HomeEnergyBeach Energy (ASX:BPT)

Beach Energy Reports 9% Production Decline, $445M Revenue in Q2 FY26

Energy By Maxwell Dee 3 min read

Beach Energy’s Q2 FY26 report reveals a 9% production decline amid Otway Basin slowdowns, offset by flood recovery and the Waitsia Gas Plant ramp-up, with sales revenue down 17% to $445 million.

  • Production down 9% to 4.5 million barrels of oil equivalent
  • Waitsia Gas Plant achieves first gas export and begins ramp-up
  • Sales revenue falls 17% to $445 million due to lower LNG prices and volumes
  • Flood recovery boosts Cooper Basin and Western Flank production
  • Strong liquidity position with $925 million available and new $300 million term loan

Production Challenges and Recovery Efforts

Beach Energy’s second quarter of fiscal 2026 saw a 9% drop in production to 4.5 million barrels of oil equivalent (MMboe), primarily driven by reduced output in the Otway Basin due to seasonal customer demand and planned maintenance. However, this decline was partially offset by successful flood recovery efforts in the Cooper Basin and Western Flank, where production increased by 12% and 5% respectively as flood-impacted wells were progressively restored.

The company’s sales volumes also declined by 13% to 5.9 MMboe, reflecting the operational challenges and timing of liftings, while sales revenue fell 17% to $445 million. This was influenced by lower LNG prices despite a modest 2% rise in realised gas prices to $11.9 per gigajoule.

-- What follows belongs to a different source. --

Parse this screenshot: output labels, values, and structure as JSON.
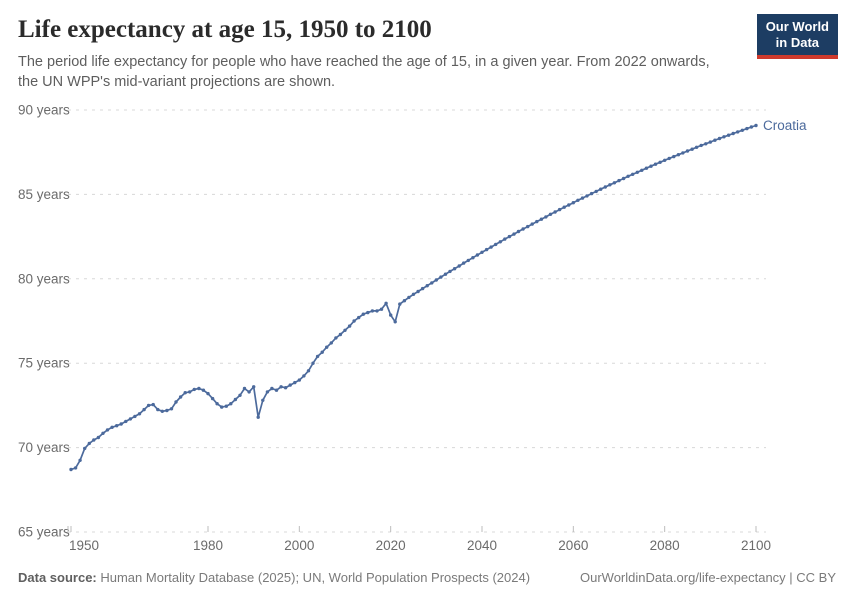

Waitsia Gas Plant Milestone and Ramp-Up

A highlight of the quarter was the commissioning and ramp-up of the Waitsia Gas Plant in Western Australia. The plant achieved its first gas export milestone on 6 December and reached a peak production rate of 165 terajoules per day shortly after the quarter ended. Ramp-up activities are ongoing, with further compressor commissioning planned to reach nameplate capacity during the third quarter.

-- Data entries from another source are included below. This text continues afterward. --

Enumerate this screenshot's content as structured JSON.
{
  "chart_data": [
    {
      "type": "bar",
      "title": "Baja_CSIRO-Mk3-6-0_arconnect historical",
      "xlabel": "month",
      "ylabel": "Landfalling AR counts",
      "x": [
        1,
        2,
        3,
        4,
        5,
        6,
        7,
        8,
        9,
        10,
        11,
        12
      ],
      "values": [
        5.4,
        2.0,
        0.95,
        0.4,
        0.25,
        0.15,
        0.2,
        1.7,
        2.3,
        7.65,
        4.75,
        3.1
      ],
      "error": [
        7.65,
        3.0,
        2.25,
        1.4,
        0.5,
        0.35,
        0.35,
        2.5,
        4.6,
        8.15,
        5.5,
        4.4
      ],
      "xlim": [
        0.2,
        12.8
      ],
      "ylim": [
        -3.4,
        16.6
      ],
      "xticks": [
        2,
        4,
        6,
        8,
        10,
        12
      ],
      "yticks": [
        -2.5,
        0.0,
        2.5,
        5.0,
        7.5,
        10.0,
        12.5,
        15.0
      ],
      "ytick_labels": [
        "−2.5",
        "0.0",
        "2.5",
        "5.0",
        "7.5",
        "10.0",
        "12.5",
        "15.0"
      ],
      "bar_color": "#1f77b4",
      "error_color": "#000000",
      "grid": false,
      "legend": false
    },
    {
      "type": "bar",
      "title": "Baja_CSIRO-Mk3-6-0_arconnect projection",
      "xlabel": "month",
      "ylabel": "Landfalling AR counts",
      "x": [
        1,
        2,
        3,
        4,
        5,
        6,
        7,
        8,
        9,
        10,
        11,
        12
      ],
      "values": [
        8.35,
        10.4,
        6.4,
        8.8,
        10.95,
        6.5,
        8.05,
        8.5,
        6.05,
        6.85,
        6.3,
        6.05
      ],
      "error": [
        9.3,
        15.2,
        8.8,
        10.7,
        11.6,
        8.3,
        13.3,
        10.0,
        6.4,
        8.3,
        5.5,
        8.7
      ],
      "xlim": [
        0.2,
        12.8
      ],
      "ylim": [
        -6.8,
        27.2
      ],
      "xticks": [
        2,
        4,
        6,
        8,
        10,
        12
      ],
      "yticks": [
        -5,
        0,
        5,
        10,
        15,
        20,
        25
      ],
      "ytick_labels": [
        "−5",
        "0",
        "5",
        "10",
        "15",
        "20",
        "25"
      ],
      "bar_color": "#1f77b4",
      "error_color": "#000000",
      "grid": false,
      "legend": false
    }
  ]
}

This new infrastructure is a critical addition to the Western Australian gas market, unlocking additional supply and supporting national energy security. The ramp-up phase has involved some expected downtime during compressor commissioning, but Beach is working closely with partners to optimise operations.

Drilling Campaigns and Exploration Success

Beach continued its active drilling programs across core assets, including a 12-well oil appraisal and development campaign on the Western Flank, where three oil wells were successfully drilled and suspended. This campaign will be followed by a 10-well oil exploration program extending into early FY27.

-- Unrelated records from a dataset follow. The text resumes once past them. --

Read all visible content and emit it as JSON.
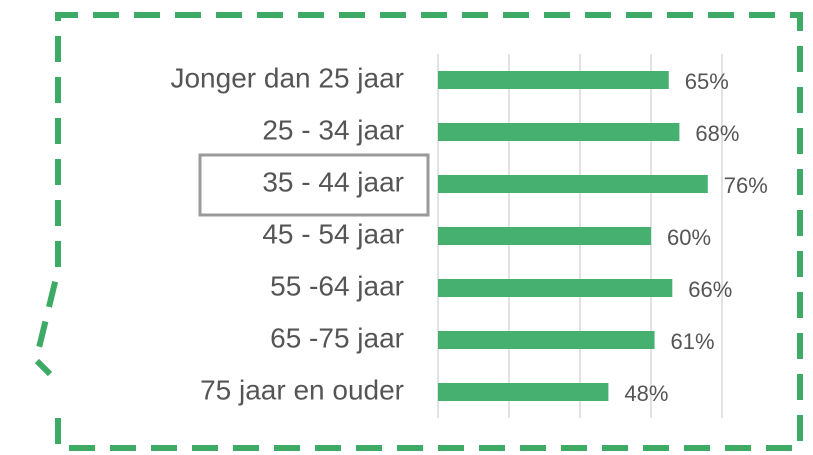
{
  "chart_data": {
    "type": "bar",
    "orientation": "horizontal",
    "categories": [
      "Jonger dan 25 jaar",
      "25 - 34 jaar",
      "35 - 44 jaar",
      "45 - 54 jaar",
      "55 -64 jaar",
      "65 -75 jaar",
      "75 jaar en ouder"
    ],
    "values": [
      65,
      68,
      76,
      60,
      66,
      61,
      48
    ],
    "value_labels": [
      "65%",
      "68%",
      "76%",
      "60%",
      "66%",
      "61%",
      "48%"
    ],
    "color": "#46b070",
    "xlim": [
      0,
      80
    ],
    "xticks": [
      0,
      20,
      40,
      60,
      80
    ],
    "grid": true
  }
}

In the Cooper Basin joint venture, Beach participated in 20 wells with a 70% success rate, including a notable gas discovery at the Purraroo 1 well. The Equinox rig campaign progressed with the safe plug and abandonment of the White Ibis 1 well offshore Bass Basin, with offshore activities expected to resume in late Q3 FY26.

Financial Strength and Liquidity

Despite the production and sales volume challenges, Beach Energy reported positive free cash flow and a strengthened liquidity position. The company secured a $300 million term loan with strong lender support, boosting total liquidity to $925 million at quarter-end, comprising $235 million in cash reserves and $690 million in undrawn committed facilities.

This robust financial footing positions Beach well to pursue growth opportunities across its East and West Coast hubs while continuing to support Australia’s energy security needs.

Bottom Line?

Beach Energy’s operational resilience and strategic investments set the stage for a pivotal ramp-up phase and exploration-driven growth in FY26.

Questions in the middle?

  • How will the Waitsia Gas Plant’s ramp-up impact Beach’s production and revenue in coming quarters?
  • What are the prospects and timelines for restoring full production from remaining flood-impacted wells?
  • How might LNG price volatility and the Mitsui balancing arrangement affect Beach’s future earnings?